Ещё одним признаком работы массового сознания с оглядкой на шестидесятые была немыслимая популярность пластинки 2006 года «I Wish I Was a Punk Rocker (With Flowers in My Hair)» певицы Сэнди Том. Песня — сплав стилистических маркеров 1967 и 1977 годов, обращение ко всем молодым людям, которые испытывают чувство ностальгии по утерянному золотому веку, когда музыка имела власть и ценность. Или, как пела Том: «Когда музыка имела значение и когда радио было на вершине мира, / Когда бухгалтеры не были королями, а индустрия не могла позволить себе купить наши души». Кажется, что эта песня не что иное, как стёб над комплексом неполноценности современного поколения. Впрочем, сама певица объясняет эту песню как искреннюю тоску человека, «родившегося не в то время». Вторая песня на этой пластинке ровно о том же самом — кавер-версия панк-хита «No More Heroes» группы The Stranglers, в которой певица вопрошает: «Куда же подевались все герои?»

То была атмосфера, в которой слова «я хотел бы быть» моментально проникали в души общественности, и это прекрасно

видно по репликам поклонников в интернете: «Я чуть не плакал, когда впервые услышал эту песню. Меня с ней столько связывает», «Было бы здорово ощутить, каково это, когда в воздухе витает такой революционный дух» и тому подобное. Как проницательно заметил один из поклонников: «Безусловно, это очень заманчиво, окунуться в размытую памятью атмосферу прошлого, но, кажется, и сам автор понимает, что пути назад нет. „Когда поп-звёзды были героями мифов, а неведение было сродни блаженству“— прекрасные слова. Словно она пытается найти возможность воскресить ту музыку, которая трогает за душу, но не уверена точно, что знает, как это сделать». Но поскольку «я хотел бы быть» — это просто присказка, воодушевляющий резонанс которой имеет лишь коммерческий мотив, а не раздувает пожар эмоций рок-н-ролла и панк-рока шестидесятых, то реальным эффектом песня обязана своей задумчивой обречённости.

ШОК ОТ ПРОШЛОГО

Ирония ностальгии по шестидесятым заключается в том, что сама идея поп-музыки как сложного и постоянно прогрессирующего организма появилась именно в шестидесятые. Именно потому, что в шестидесятые музыка беспрестанно развивалась и гналась за будущим без оглядки, мы сейчас наблюдаем застой и ретроспективность поп-культуры. То десятилетие задрало планку слишком высоко. И не только в поп-культуре. «Всё произошло в шестидесятые», — утверждал Джеймс Баллард в 1982 году, ссылаясь на космическую гонку, убийство Кеннеди, Вьетнам, ЛСД и то, что пресса называла «молодёжным бунтом». «Было ощущение, что ты находишься в центре огромного парка развлечений, аттракционы в котором вышли из-под контроля. И я думал тогда: «Нет смысла писать о будущем — будущее наступило. Настоящее аннексировало наше будущее».

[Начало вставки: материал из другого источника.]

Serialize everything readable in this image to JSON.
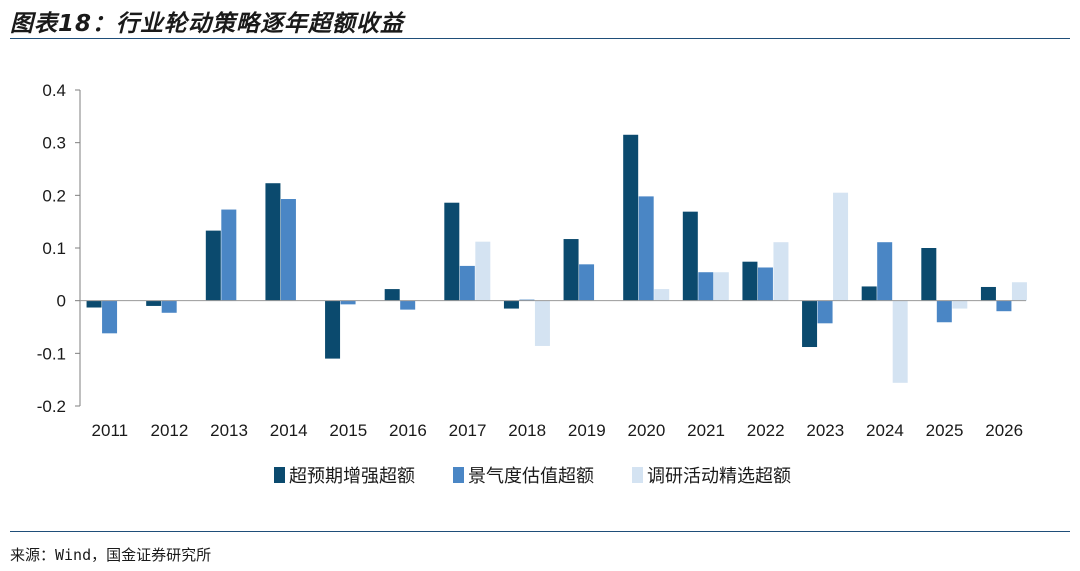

Но метафора Балларда о том, что «настоящее аннексировало будущее», против воли автора стала предсказанием, воплотившимся в жизнь. В самом негативном смысле именно шестидесятые стали причиной активного развития ретрокультуры (возможно, их единственный соперник по этой части, как пела Сэнди Том, — панк-рок). Благодаря устойчивым образам в нашем воображении, харизме это десятилетие, будучи олицетворением всего нового в двадцатом веке, в наше время обретает

прямо противоположный смысл. Отсюда бессменные The Beatles, The Rolling Stones и Дилан на обложках музыкальных журналов вроде Mojo и Uncut-, бесконечное перекладывание музыки из одной обёртки в другую; непрекращающийся поток байопиков и рокументалистики, биографий и мемуаров. Отсюда и выставки вроде «Art & The 60s: This Was Tomorrow» в галерее Тейт Британия и «This Is Tomorrow» 1956 года (совместный проект британских поп-звёзд первой величины и бруталистов Элисон и Питера Смитсон).

ЗАВТРА

Словно мы не можем оставить прошлое в прошлом. Неофилия постепенно превращается в некрофилию.

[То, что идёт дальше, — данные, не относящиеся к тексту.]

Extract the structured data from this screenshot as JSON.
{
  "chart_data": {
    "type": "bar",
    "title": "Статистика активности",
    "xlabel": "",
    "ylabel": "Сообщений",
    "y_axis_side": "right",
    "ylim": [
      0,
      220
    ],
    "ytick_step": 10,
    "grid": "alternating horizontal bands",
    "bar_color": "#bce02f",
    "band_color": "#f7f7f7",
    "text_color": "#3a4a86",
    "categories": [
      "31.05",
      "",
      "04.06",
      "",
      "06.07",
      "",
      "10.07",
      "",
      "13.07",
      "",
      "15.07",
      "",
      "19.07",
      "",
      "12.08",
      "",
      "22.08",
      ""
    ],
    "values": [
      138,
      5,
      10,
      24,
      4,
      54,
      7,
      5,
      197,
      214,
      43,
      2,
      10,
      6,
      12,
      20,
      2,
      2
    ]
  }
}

Журналист Pitchfork Эрик Харви не так давно написал, что нулевые могут стать «первым десятилетием в истории поп-культуры, которое останется в истории благодаря технологиям, а не самой музыке». Napster, Soulseek, Limewire, Gnutella, iPod, YouTube, Last, fm, Pandora, MySpace, Spotify — эти супербренды вытеснили с насиженных мест супергруппы — The Beatles, The Rolling Stones, Who, Боба Дилана, Led Zeppelin, Дэвида Боуи, Sex Pistols, Guns N’Roses, Nirvana.

Совершенно очевидно, что все эти поразительные, меняющие представления о пространстве и времени разработки в области передачи информации, её хранения и доступа аудиоданных не породили ни одного нового музыкального формата. Аксиома Маклюэна о том, что «средства коммуникации являются сообщением», аннулируется. Контент был преобразован без каких-либо изменений (это смесь старой и новой музыки, которая либо «старая новая», либо манипуляция с известными формами). Беспрецедентным в данном случае является только путь, которым контент с помощью новых сетей и устройств распространяется, донося «сообщение»: отличительные ощущения, определяющие наше время, паутину взаимосвязей, выбор, изобилие, скорость. Это «стремление» нулевых создать работающий как часы, почти мгновенный транзит информации по сетевым каналам, системы архивирования и тому подобное в противовес устремлению в будущее, характерному для шестидесятых годов (вырваться из оков в неизвестность).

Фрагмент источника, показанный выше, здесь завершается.